Resiliency is important, and we don't have storage solved, absolutely. You're hyperbole here is silly though, as by your own metric, none of the generators are the answer. The answer is regardless of fuel type, resiliency needs to be built in with connections to other grids, cold weather upgrades, and longer term more distributed production.



While distributed solar would not have averted this catastrophe, if even one in 10 homes had solar and battery they could've helped a lot of neighbors. With costs decreasing distributed energy is essential in load balancing and resiliency
The graphic isn't silly or misleading, it's the reality of what happened on the ground. It's the truth. It also protects against wind and solar apologists trying to "both sides-ism" this argument. Did *some* natural gas fail due to the weather? Yes but the chart speaks for itself in that natural gas was able to ramp up spectacularly and save the day while wind did the complete opposite. If that natural gas capacity wasn't there then this would be an even worse disaster. Both energy sources had some weather failures but only one was able generate dependable power in an emergency. It's not even debatable.

I do care about resiliency, that's what we should all care about for our power grid.

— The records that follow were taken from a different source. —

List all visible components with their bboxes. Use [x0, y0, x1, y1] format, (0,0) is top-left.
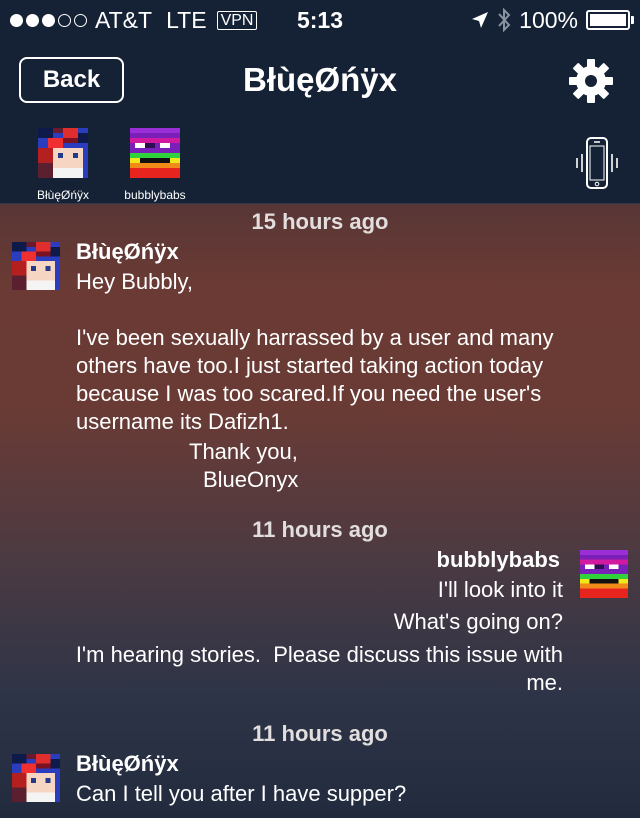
battery-percent: 100%	[519, 7, 578, 33]
message-timestamp: 11 hours ago	[252, 517, 388, 542]
avatar[interactable]	[12, 754, 60, 802]
message-text: because I was too scared.If you need the…	[76, 381, 542, 406]
message-text: I've been sexually harrassed by a user a…	[76, 325, 554, 350]
message-sender: BłùęØńÿx	[76, 751, 179, 776]
gear-icon[interactable]	[568, 58, 614, 104]
battery-icon	[586, 10, 634, 30]
participant-blueonyx[interactable]: BłùęØńÿx	[15, 128, 111, 203]
top-bar: AT&T LTE VPN 5:13 100% Back BłùęØńÿx Błù…	[0, 0, 640, 204]
message-text: I'm hearing stories. Please discuss this…	[75, 642, 563, 667]
avatar[interactable]	[12, 242, 60, 290]
conversation-title: BłùęØńÿx	[242, 61, 398, 98]
message-sender: bubblybabs	[436, 547, 560, 572]
message-text: Hey Bubbly,	[76, 269, 193, 294]
participant-name: bubblybabs	[124, 188, 186, 202]
message-text: others have too.I just started taking ac…	[76, 353, 544, 378]
avatar	[38, 128, 88, 178]
avatar	[130, 128, 180, 178]
message-text: username its Dafizh1.	[76, 409, 289, 434]
message-sender: BłùęØńÿx	[76, 239, 179, 264]
location-arrow-icon	[472, 12, 489, 28]
bluetooth-icon	[498, 8, 511, 32]
message-text: Thank you,	[189, 439, 298, 464]
message-text: What's going on?	[393, 609, 563, 634]
message-text: Can I tell you after I have supper?	[76, 781, 407, 806]
message-text: I'll look into it	[437, 577, 563, 602]
status-bar: AT&T LTE VPN 5:13 100%	[0, 0, 640, 40]
message-text: me.	[526, 670, 563, 695]
status-right: 100%	[471, 0, 634, 40]
participant-bubblybabs[interactable]: bubblybabs	[107, 128, 203, 203]
avatar[interactable]	[580, 550, 628, 598]
message-timestamp: 15 hours ago	[251, 209, 389, 234]
message-text: BlueOnyx	[203, 467, 299, 492]
participant-name: BłùęØńÿx	[36, 188, 90, 202]
message-timestamp: 11 hours ago	[252, 721, 388, 746]
phone-vibrate-icon[interactable]	[575, 136, 619, 190]
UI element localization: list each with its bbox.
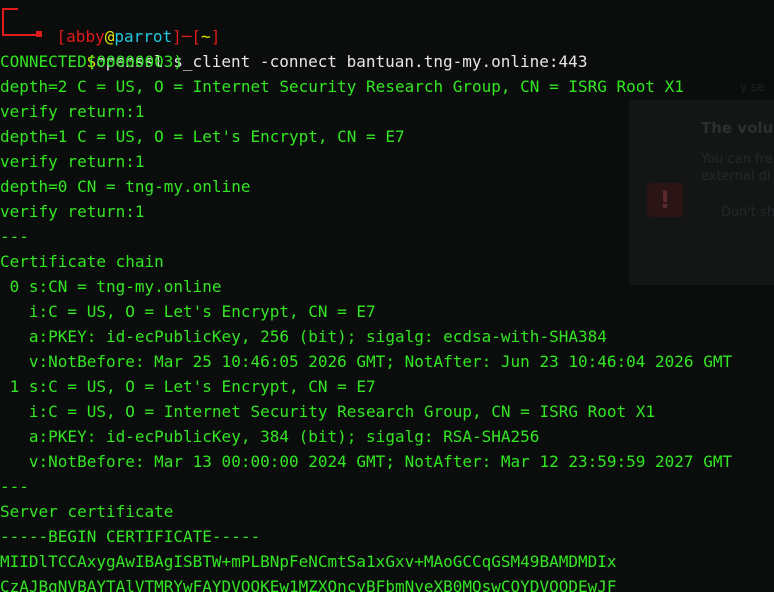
output-line: -----BEGIN CERTIFICATE----- <box>0 527 261 546</box>
prompt-header: [abby@parrot]─[~] <box>18 0 221 46</box>
output-line: Certificate chain <box>0 252 164 271</box>
output-line: i:C = US, O = Let's Encrypt, CN = E7 <box>0 302 376 321</box>
output-line: 0 s:CN = tng-my.online <box>0 277 222 296</box>
output-line: --- <box>0 227 29 246</box>
output-line: v:NotBefore: Mar 13 00:00:00 2024 GMT; N… <box>0 452 733 471</box>
background-dialog-top-text: y se <box>740 80 765 94</box>
output-line: depth=1 C = US, O = Let's Encrypt, CN = … <box>0 127 405 146</box>
prompt-frame-corner <box>2 8 18 36</box>
output-line: CONNECTED(00000003) <box>0 52 184 71</box>
output-line: MIIDlTCCAxygAwIBAgISBTW+mPLBNpFeNCmtSa1x… <box>0 552 617 571</box>
output-line: a:PKEY: id-ecPublicKey, 256 (bit); sigal… <box>0 327 607 346</box>
output-line: --- <box>0 477 29 496</box>
background-dialog-text-2: external di <box>701 169 771 184</box>
background-dialog-option: Don't sh <box>721 205 774 220</box>
background-dialog-text-1: You can fre <box>701 152 773 167</box>
warning-icon: ! <box>647 183 683 217</box>
background-dialog-title: The volu <box>701 119 774 137</box>
output-line: CzAJBgNVBAYTAlVTMRYwFAYDVQQKEw1MZXQncyBF… <box>0 577 617 592</box>
output-line: verify return:1 <box>0 152 145 171</box>
output-line: verify return:1 <box>0 102 145 121</box>
output-line: 1 s:C = US, O = Let's Encrypt, CN = E7 <box>0 377 376 396</box>
output-line: v:NotBefore: Mar 25 10:46:05 2026 GMT; N… <box>0 352 733 371</box>
output-line: depth=0 CN = tng-my.online <box>0 177 251 196</box>
output-line: a:PKEY: id-ecPublicKey, 384 (bit); sigal… <box>0 427 540 446</box>
output-line: i:C = US, O = Internet Security Research… <box>0 402 656 421</box>
output-line: Server certificate <box>0 502 174 521</box>
terminal-window[interactable]: y se The volu You can fre external di ! … <box>0 0 774 592</box>
output-line: depth=2 C = US, O = Internet Security Re… <box>0 77 684 96</box>
output-line: verify return:1 <box>0 202 145 221</box>
command-line[interactable]: $openssl s_client -connect bantuan.tng-m… <box>48 24 588 71</box>
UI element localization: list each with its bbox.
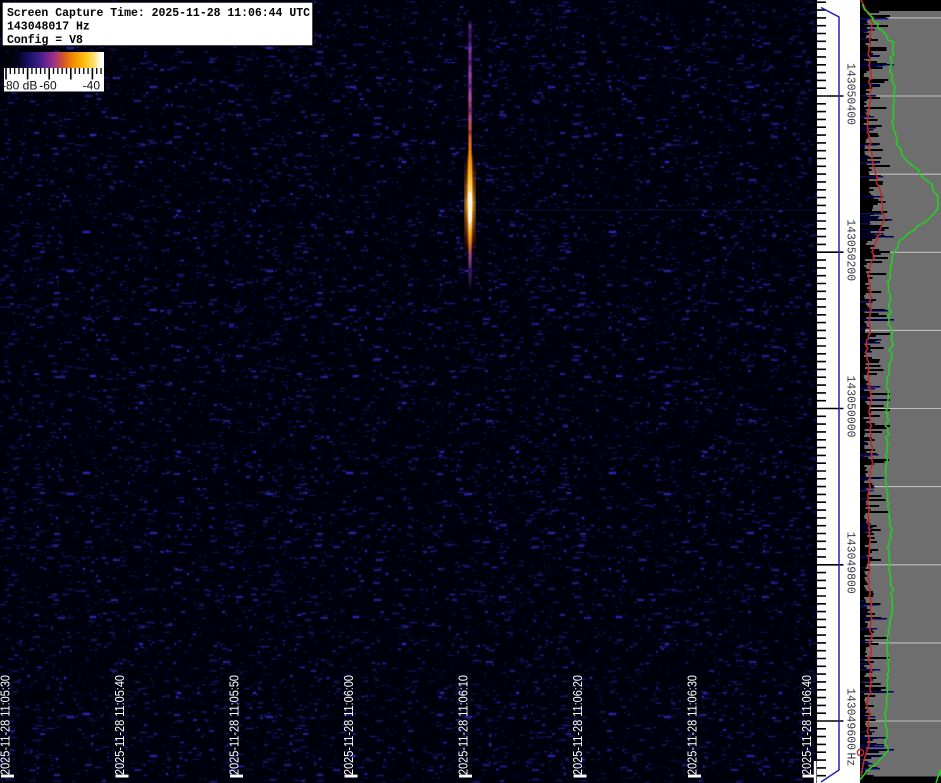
- svg-text:143049800: 143049800: [844, 532, 857, 594]
- svg-text:Config = V8: Config = V8: [7, 34, 83, 47]
- svg-text:2025-11-28 11:05:50: 2025-11-28 11:05:50: [227, 675, 241, 775]
- svg-text:2025-11-28 11:06:30: 2025-11-28 11:06:30: [685, 675, 699, 775]
- svg-text:Hz: Hz: [844, 753, 857, 767]
- svg-text:-40: -40: [83, 79, 101, 93]
- svg-text:2025-11-28 11:06:40: 2025-11-28 11:06:40: [800, 675, 814, 775]
- svg-text:143048017 Hz: 143048017 Hz: [7, 21, 90, 34]
- svg-text:2025-11-28 11:06:20: 2025-11-28 11:06:20: [571, 675, 585, 775]
- svg-text:143050000: 143050000: [844, 376, 857, 438]
- svg-text:143050200: 143050200: [844, 219, 857, 281]
- svg-text:2025-11-28 11:06:00: 2025-11-28 11:06:00: [342, 675, 356, 775]
- svg-text:2025-11-28 11:05:30: 2025-11-28 11:05:30: [0, 675, 12, 775]
- svg-text:Screen Capture Time: 2025-11-2: Screen Capture Time: 2025-11-28 11:06:44…: [7, 7, 310, 20]
- svg-text:2025-11-28 11:06:10: 2025-11-28 11:06:10: [456, 675, 470, 775]
- svg-text:143049600: 143049600: [844, 688, 857, 750]
- svg-text:143050400: 143050400: [844, 63, 857, 125]
- svg-text:-60: -60: [39, 79, 57, 93]
- svg-text:-80 dB: -80 dB: [2, 79, 37, 93]
- svg-text:2025-11-28 11:05:40: 2025-11-28 11:05:40: [113, 675, 127, 775]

Natural gas, coal, and nuclear have it, wind and solar don't. "Wind was vastly exceeding expected supply during the windy part of the storm."...until it wasn't windy anymore but still cold and people needed power. Wind and solar work great until they don't, you always need actually reliable power sources as your base. Making these sources the majority of the grid would be pure folly, as proven by Texas.

Your argument is essentially wind and solar were never expected to carry the freight for power generation, which is true, but then you're also stating that you wish these unreliable energy sources formed the majority of our grid. You can't have it both ways, again unless you're fine with having blackouts on a regular basis.